Competing Interests: JL is president of a company, Sable Systems International, that makes much of the equipment used in the study and paid for the cost of conducting the research as part of its Basic Research Initiative.

Figures

Figure 1
Figure 1. Entry into, and recovery from, a single bout of anoxia.

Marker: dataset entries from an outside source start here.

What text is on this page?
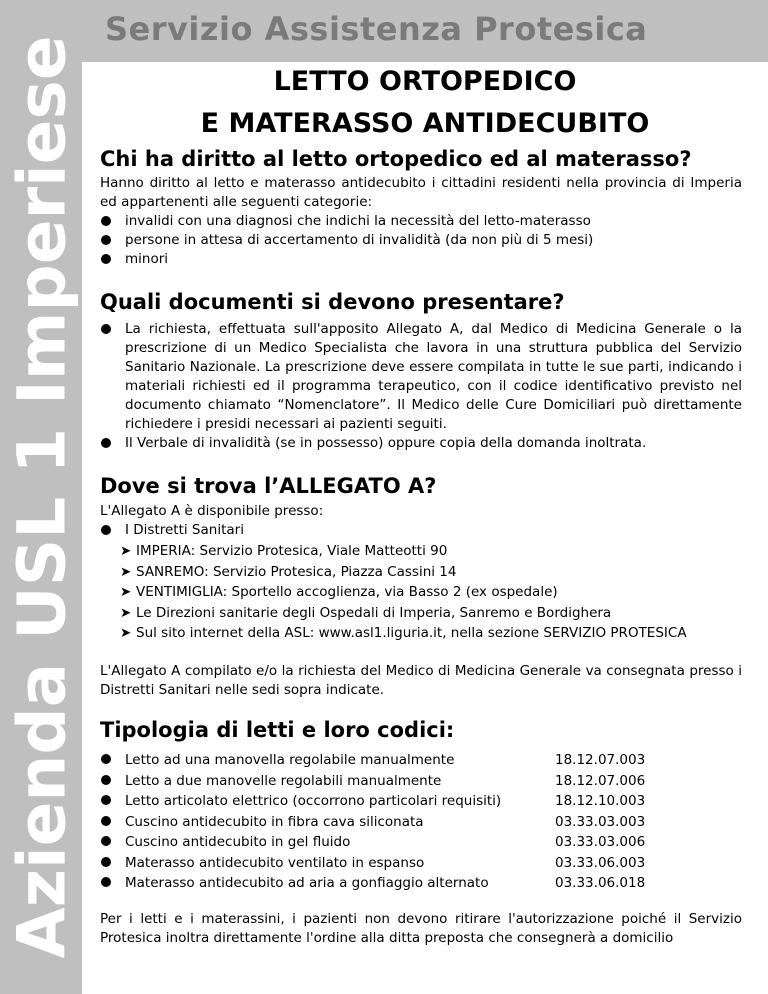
Azienda USL 1 Imperiese
Servizio Assistenza Protesica
LETTO ORTOPEDICO
E MATERASSO ANTIDECUBITO
Chi ha diritto al letto ortopedico ed al materasso?
Hanno diritto al letto e materasso antidecubito i cittadini residenti nella provincia di Imperia ed appartenenti alle seguenti categorie:
invalidi con una diagnosi che indichi la necessità del letto-materasso
persone in attesa di accertamento di invalidità (da non più di 5 mesi)
minori
Quali documenti si devono presentare?
La richiesta, effettuata sull'apposito Allegato A, dal Medico di Medicina Generale o la prescrizione di un Medico Specialista che lavora in una struttura pubblica del Servizio Sanitario Nazionale. La prescrizione deve essere compilata in tutte le sue parti, indicando i materiali richiesti ed il programma terapeutico, con il codice identificativo previsto nel documento chiamato “Nomenclatore”. Il Medico delle Cure Domiciliari può direttamente richiedere i presidi necessari ai pazienti seguiti.
Il Verbale di invalidità (se in possesso) oppure copia della domanda inoltrata.
Dove si trova l’ALLEGATO A?
L'Allegato A è disponibile presso:
I Distretti Sanitari
➤ IMPERIA: Servizio Protesica, Viale Matteotti 90
➤ SANREMO: Servizio Protesica, Piazza Cassini 14
➤ VENTIMIGLIA: Sportello accoglienza, via Basso 2 (ex ospedale)
➤ Le Direzioni sanitarie degli Ospedali di Imperia, Sanremo e Bordighera
➤ Sul sito internet della ASL: www.asl1.liguria.it, nella sezione SERVIZIO PROTESICA
L'Allegato A compilato e/o la richiesta del Medico di Medicina Generale va consegnata presso i Distretti Sanitari nelle sedi sopra indicate.
Tipologia di letti e loro codici:
	Letto ad una manovella regolabile manualmente	18.12.07.003
	Letto a due manovelle regolabili manualmente	18.12.07.006
	Letto articolato elettrico (occorrono particolari requisiti)	18.12.10.003
	Cuscino antidecubito in fibra cava siliconata	03.33.03.003
	Cuscino antidecubito in gel fluido	03.33.03.006
	Materasso antidecubito ventilato in espanso	03.33.06.003
	Materasso antidecubito ad aria a gonfiaggio alternato	03.33.06.018
Per i letti e i materassini, i pazienti non devono ritirare l'autorizzazione poiché il Servizio Protesica inoltra direttamente l'ordine alla ditta preposta che consegnerà a domicilio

Typical effects of 60 minutes of anoxia on the CO2 emission rate (VCO2; black), water loss rate (WLR; red) and activity (green; no units shown) of a male Drosophila melanogaster, mass 0.916 mg, at 25°C. B = baselines. A = initiation of anoxia. N = return to normoxia, S = secondary CO2 peak after reperfusion to normoxia. Note the increase in VCO2 after recovery from anoxia (recovery is evident in the activity trace).
Figure 2
Figure 2. Effects of anoxia duration.
The relation between anoxia duration and A) the volume of the secondary peak of CO2 emission after reperfusion to normoxia (measured by integration of the secondary peak against the background level of the primary peak, using sloping baselines). The secondary peak attains a maximum value after 30 minutes of anoxia exposure. Anoxia duration significantly affected the secondary peak areas (F4, 32 = 12.73, P<10−6); B) the minimum level of water loss rate (WLR) attained after reperfusion to normoxia, which is inversely related to the integrity of spiracular function. The longer the exposure to anoxia, the less adequately the spiracular control system recovered (F5, 42 = 9.94, P<10−5); C) the time required to resume voluntary activity (recovery). The longer the exposure to anoxia, the longer the time required for recovery. The dimensionless slope of the line is 0.399 (F1,36 = 169.0, P<10−6). Each point shown is the mean value for the number of flies (out of 8) that recovered; these are 8 for all anoxia durations except 90 minutes (5 recovered) and 120 minutes (only one recovered). Error bars are standard errors. The curves enclose the 95% confidence limits of the line fitted to data pooled by anoxia duration.
Figure 3
Figure 3. Effects of an oxygen reperfusion event followed by anoxia.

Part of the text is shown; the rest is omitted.